Really, though, it’s ancient medicine. People have been queer since the dawn of time.
“Because we are the earth, queerness is, in and of itself, eternally resilient.”
This eternalness has been studied, and written into existence, as a model of queer theory. adrienne maree brown, organizer and author of Emergent Strategy, writes: “There is an art to flocking: staying separate enough not to crowd each other, aligned enough to maintain a shared direction, and cohesive enough to always move towards each other.” Throughout her book, she makes an impassioned case for the argument that we have much to learn from the complex systems and patterns of the earth, and the cooperative ways of communities of the past. brown argues that the only constant we can be certain of throughout life is change, like the ever-moving ever-shifting shapes of water.
brown reminds us readily that nature is resilient, that in spite of treacherous forces—colonization, climate change, and evolution—it carries on. Mycology teaches us that toxicity can be nourishment. Cellular division and the physics of vibration offer lessons on how micro-changes make macro-possibilities.
Because we are the earth, queerness is, in and of itself, eternally resilient. Queers today exist because of the queers of yesterday. And queers of today are paving the way for the queers of tomorrow, merely by existing, surviving, and being.
One of brown’s self-declared teachers is the Black lesbian theorist Audre Lorde. From Lorde, we carry knowledge of our disruptive power, paving the path to a better future. The Master’s Tools Will Never Dismantle The Master’s House looks to the ways that power, individualism, capitalism, patriarchy, and white supremacy fail to meet any of our needs to build healthy and safe communities. That, in order to heal the pains of systemic hate, we must (as a way to avoid extinction) battle with softness. Battle with loving kindness. Battle with collectivism and decolonized action.
“By being, we are queering the boxes dominant systems put us in. Blurring the lines between self and other. Slother. We are not new, we are ancient.”
What if Pride were more than corporate boasting, of how deeply rainbow they can wash their branding (which we more often see as an opportunity to double down on queer abandonment, instead of queer support and celebration)? What if Pride could be a month of astute dedication to unlearning individualism, and trying collectivism and care?
Staunch fascist thinkers often purport that queers are a threat to society’s safety. What if we queers are instead the holders of something so powerful, so close to liberation, that the very smell of freedom is what has them shaking and small in their Amazon Prime same-day-delivery boots?
The late author, LGBTQ activist, and lawyer Urvashi Vaid knew this power well. She knew queer community could shake systems, and open doors to futures we have not yet created: “We stand for freedom as we have yet to know it. And we will not be denied.” Our future is inevitable. We must remember that Pride is an opportunity for the collective unlearning of the lies of Big White America™.

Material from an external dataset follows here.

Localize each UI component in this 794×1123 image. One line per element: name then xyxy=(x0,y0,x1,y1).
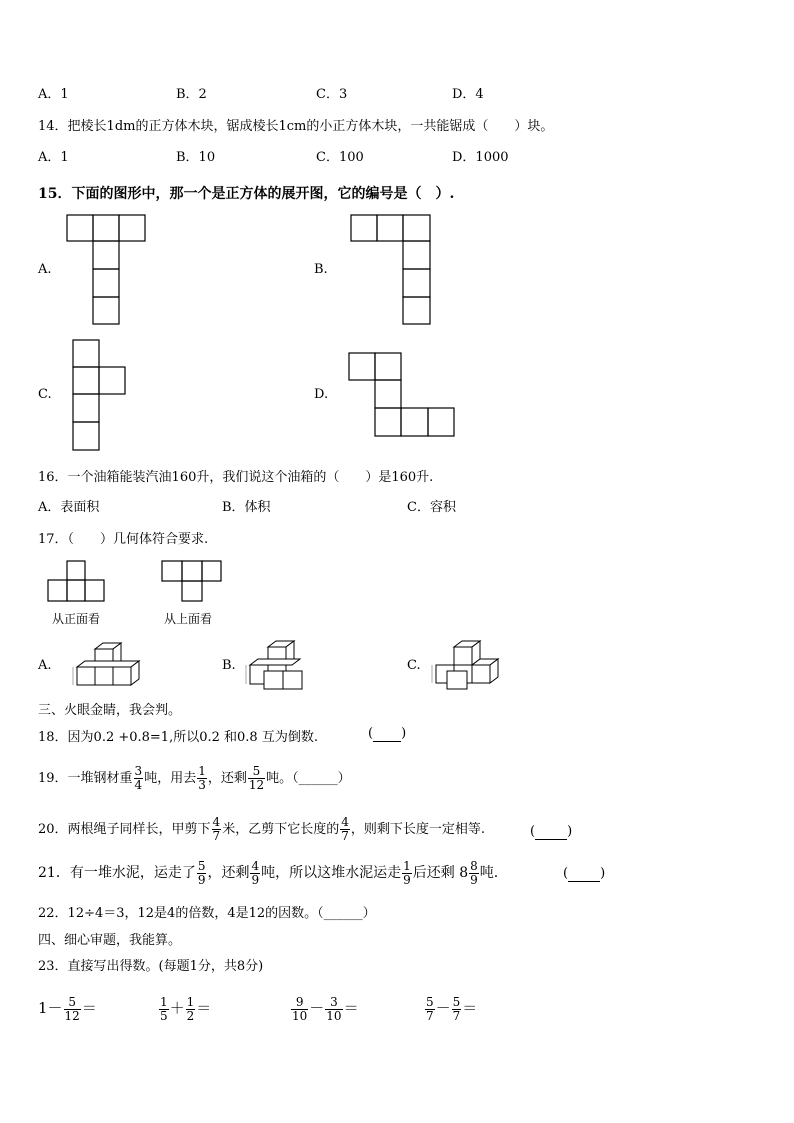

By being, we are queering the boxes dominant systems put us in. Blurring the lines between self and other. Slother. We are not new, we are ancient. We have ancestors. We are rooted in past and present.
We queers are the way of the future. We are the reproducers. We are the evolvers. We are the parents and the children. We are so much larger than a month. We are so much louder than a month. Queerness as eternity. Queerness as the feeling of joyful song in the chest, come alive. Queerness as the song itself, never over, always choral.